Por más irracional que pueda parecer, evitar estas supersticiones tranquiliza a muchísimas personas. Y aquí cabe una pregunta: ¿qué nos hace creer en lo que no es lógico, en hechos mágicos y no racionales?

Los niños tienen un pensamiento «mágico» que les permite creer en historias, situaciones o personajes que se introducen en el contorno de lo real. Papá Noel, el conejito de Pascua, princesas, héroes o animales que hablan y conversan son, en la cabeza de los niños saludables, absolutamente reales. No sólo eso. La imaginación mágica de los niños puede ir más lejos. Juegue con ellos dígales que un boligrago se puede convertir en cohete que puede llegar a la luna. ¡Ellos se la creen!

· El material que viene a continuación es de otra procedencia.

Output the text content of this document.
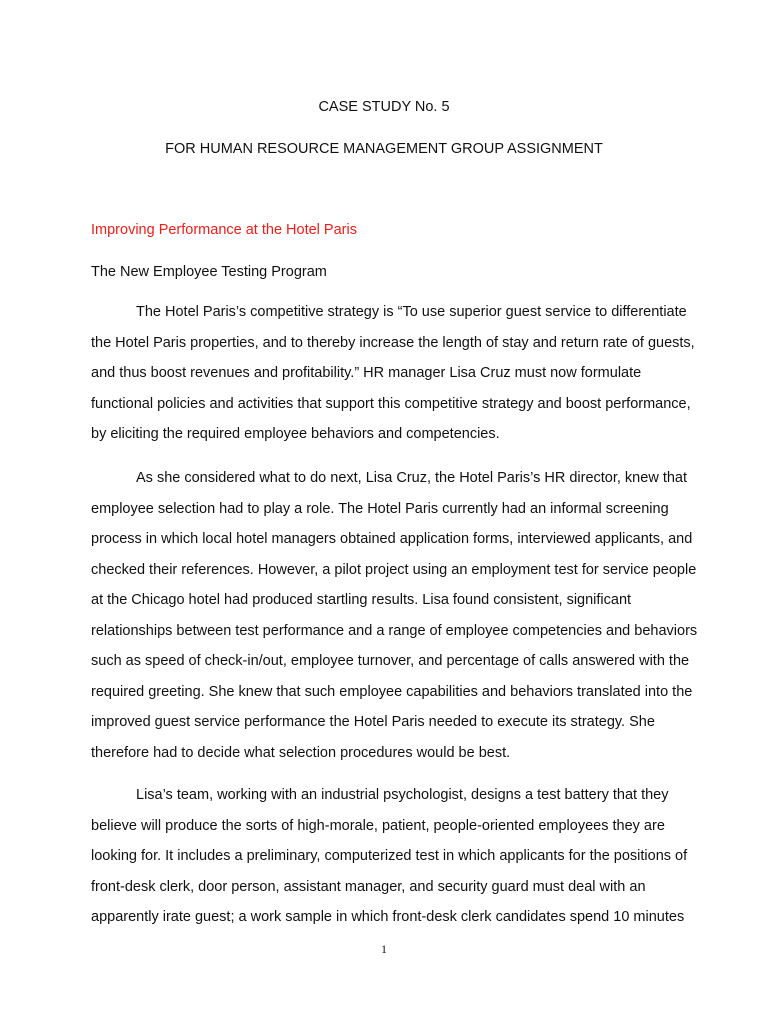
CASE STUDY No. 5
FOR HUMAN RESOURCE MANAGEMENT GROUP ASSIGNMENT
Improving Performance at the Hotel Paris
The New Employee Testing Program

The Hotel Paris’s competitive strategy is “To use superior guest service to differentiate
the Hotel Paris properties, and to thereby increase the length of stay and return rate of guests,
and thus boost revenues and profitability.” HR manager Lisa Cruz must now formulate
functional policies and activities that support this competitive strategy and boost performance,
by eliciting the required employee behaviors and competencies.

As she considered what to do next, Lisa Cruz, the Hotel Paris’s HR director, knew that
employee selection had to play a role. The Hotel Paris currently had an informal screening
process in which local hotel managers obtained application forms, interviewed applicants, and
checked their references. However, a pilot project using an employment test for service people
at the Chicago hotel had produced startling results. Lisa found consistent, significant
relationships between test performance and a range of employee competencies and behaviors
such as speed of check-in/out, employee turnover, and percentage of calls answered with the
required greeting. She knew that such employee capabilities and behaviors translated into the
improved guest service performance the Hotel Paris needed to execute its strategy. She
therefore had to decide what selection procedures would be best.

Lisa’s team, working with an industrial psychologist, designs a test battery that they
believe will produce the sorts of high-morale, patient, people-oriented employees they are
looking for. It includes a preliminary, computerized test in which applicants for the positions of
front-desk clerk, door person, assistant manager, and security guard must deal with an
apparently irate guest; a work sample in which front-desk clerk candidates spend 10 minutes

1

El pensamiento mágico va cambiando gradualmente y en paralelo al crecimiento y al desarrollo de los niños, dando paso al pensamiento racional, enteramente basado en pruebas reales y concretas. Un día entendemos que Papá Noel no existe. Hemos crecido, pero…no perdemos completamente nuestro «pensamiento mágico». Jugamos en la lotería contra todas las probabilidades matemáticas racionales. ¡Y todavía hacemos planes de lo que vamos hacer con el premio!

La superstición también tiene un componente «mágico». Como niños grandes, creemos. El raciocinio es: «daño no me hace». La verdad es que no le veo nada de malo, mientras uno no limite sus actividades diarias debido a esto.

¡Imagine y sueñe con COSAS BUENAS. Todos necesitamos un poco de esta «magia».